Because Willard is holding his left temple, he never sees Orson wind up again. The rock strikes him dead in the face this time, and I hear the fracture of bone. The man’s face is purple now, rearranged. On his hands and knees, he struggles toward the mouth of the tunnel. Taking the rock again, Orson mounts him, like we used to ride on our father’s back, and brings the granite down into the man’s skull. Willard sustains four blows before his arms give out.
With both hands, Orson lifts the rock up high and dashes the man’s head out like a piece of soft fruit. When he’s finished, he turns to me, still astride Willard, his face speckled with blood and pulp.
"Wanna hit him some?" he asks, though there isn’t much left to hit.
"No."
He lobs the rock into the pool and comes over and sits down beside me. I lean over and vomit. When I sit back up, I ask him, "What’d he do to you?"
"Put his thing in my butt."
"Why?"
"I don’t know. Look at what else." Orson shows me his tiny penis. There’s a blister on the end, and it makes me cry to see it.
I walk over to Willard and roll him over.
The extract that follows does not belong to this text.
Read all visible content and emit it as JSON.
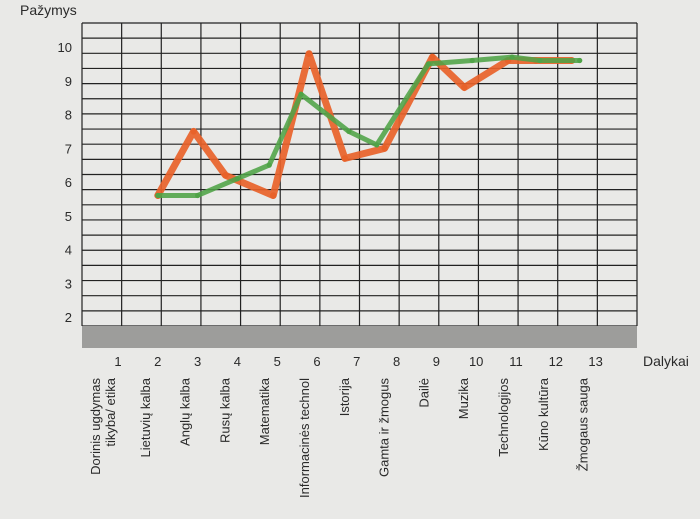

He doesn’t have a face. His skull reminds me of a cracked watermelon shell. I find the soggy pack of cigarettes in his breast pocket. The lighter’s inside the pack, so I take it, along with one cigarette, and sit back down beside my brother. Lighting the cigarette, I pull down my pants and brand myself.
"We’re still the same," I say, whimpering as the pain comes on.
Willard Bass was a fly buffet when the dogs found him. Though our parents forbade us from playing in the woods for the remainder of the summer, they never seemed to notice that their sons had been hollowed.
It’s funny. I don’t remember forgetting.
Silence reigned for a long time after Orson finished. The darkness inside the car became complete, and the storm raged on.
"Guess you think that explains a lot," I said.
"No. You want to know what I think? I think if you and I had never gone into that tunnel, we’d still be in this desert. I am not who I am because I was raped when I was twelve. Willard Bass was just gas on my fire. When will you see it?"
"What?"
"What’s really in you."
"I do see it, Orson."
"And?"
"And I hate it. I fear it. I respect it. And if I thought for a moment it could ever control me, I’d put a gun in my mouth. Time for your injection."